Our work injury treatment program focuses on the following four parts to ensure that our patients receive proper treatment, disability benefits and compensation for their work-related injuries that they are entitled to, if applicable.
- Establishing Injured Body Parts
- Medical Treatment Guidelines
- Return the Worker to Pre-Injury Status
- Permanent Impairment Rating
1. Establishing Injured Body Part
New York State Workers’ Compensation laws dictate that when a worker is injured, all injuries must be reported and accepted by the Workers’ Compensation Board for the worker to receive treatment and benefits. However, if the worker is fails to report all injuries, or if the doctor fails to identify all injuries, the worker would not be able to receive treatment or benefits for missed injuries. At our office, we conduct a very careful physical examination on the first visit to make sure we discover all injuries, and we make sure to report all of them to the Workers’ Compensation Board. This way, the worker is entitled to receive all of the treatment and benefit he or she is entitled to under the New York State Workers’ Compensation laws.
2. Medical Treatment Guideline
In diagnosing and treating work-related injuries, doctors must follow Medical Treatment Guidelines established by the Workers’ Compensation Board. The Medical Treatment Guidelines are very complicated and exhaustive clinical rules that outline exactly what kind of treatment and test are allowed for specific injuries. If a worker goes to a doctor who is not familiar with the Medical Treatment Guidelines, it is very likely that the worker will not get the full treatment and benefits he or she is entitled to, because the doctor will have a very difficult time navigating the Medical Treatment Guidelines. Also, if the worker needs a test or treatment that is not part of the Medical Treatment Guidelines, the doctor would need to request for it in a very specific way. If the doctor is not familiar with the process, it will take hours for the doctor to shift through the Medical Treatment Guidelines to figure what to do. The likely outcome is that the doctor would just give up on completing the request. At our office, we are very familiar with the Medical Treatment Guidelines. Our patients can rest assured that they will receive the full treatment and the benefits they are entitled to according to the Medical Treatment Guidelines.
3. Return the Worker to
The goal of injured workers and the doctors who treat them is to return the worker to pre-injury status and have them return to work. At our office, we try to have the worker recovered as much as possible before returning to work. It is our goal to have the worker not only return to work, but be able to continue working without getting injured again. We educate the returning workers on how to avoid new injury by avoiding potentially provocative movement and positions, and give recommendation on modifying the work environment. We also communicate with the employers to give suggestions on what kind of accommodation is needed for the returning worker.

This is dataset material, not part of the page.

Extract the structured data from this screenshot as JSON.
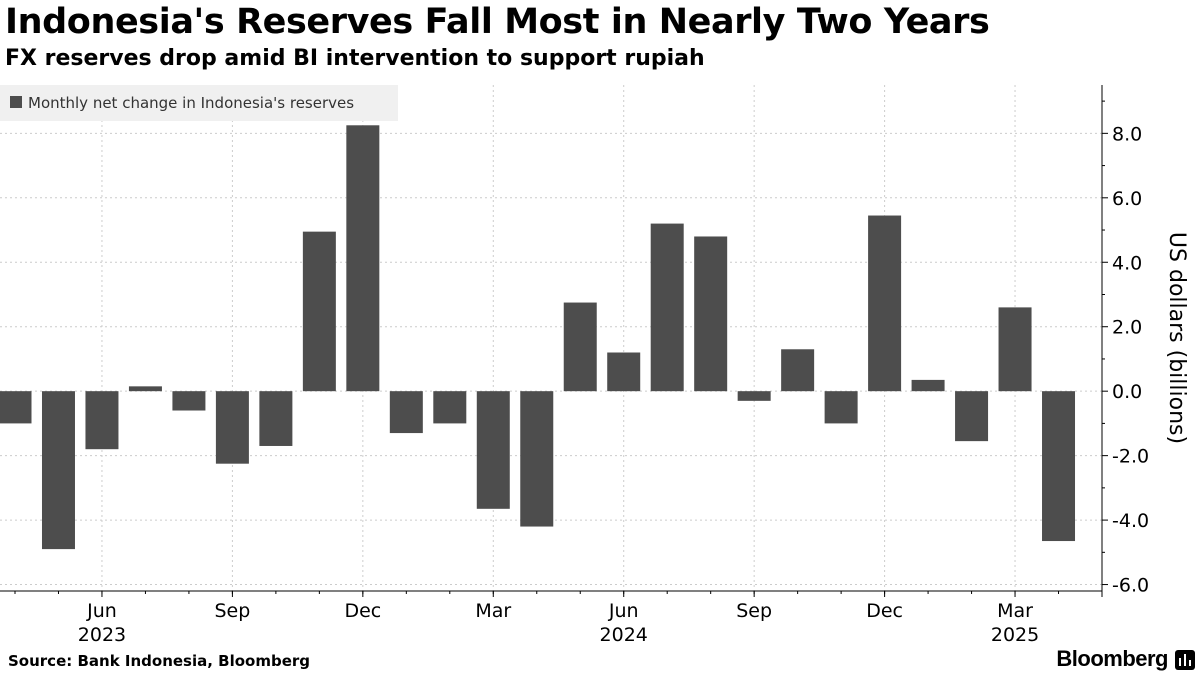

4. Permanent Impairment Rating
Sometimes, a work injury can be so severe or chronic that it never recovers. The worker may never be able to return to the original work due to the injury. When an injury is treated as much as possible and enough time has passed, the doctor may decide that the injury has reached Maximum Medical Improvement, or MMI. MMI means that the worker’s injury is now permanent and it is not expected to significantly improve despite continued treatment. At that time, the doctor can give a rating on how severe the worker’s permanent injury is by following a very detailed impairment guideline established by the New York State Workers’ Compensation Board. The doctor’s familiarity with the impairment guideline is very important, because the impairment rating that the doctor assigns to the injury is used to calculate the worker’s compensation for the permanent injury. The insurance company responsible for paying the worker’s compensation will most likely challenge the doctor’s impairment rating. If the doctor cannot jusify the impairment rating, the worker’s compensation would most likely be negatively affected. At our office, we are very familiar with the impairment rating process. We have performed many impairment ratings for our Workers’ Compensation patients successfully. Our patients can rest assured that their impairment ratings will be performed correctly.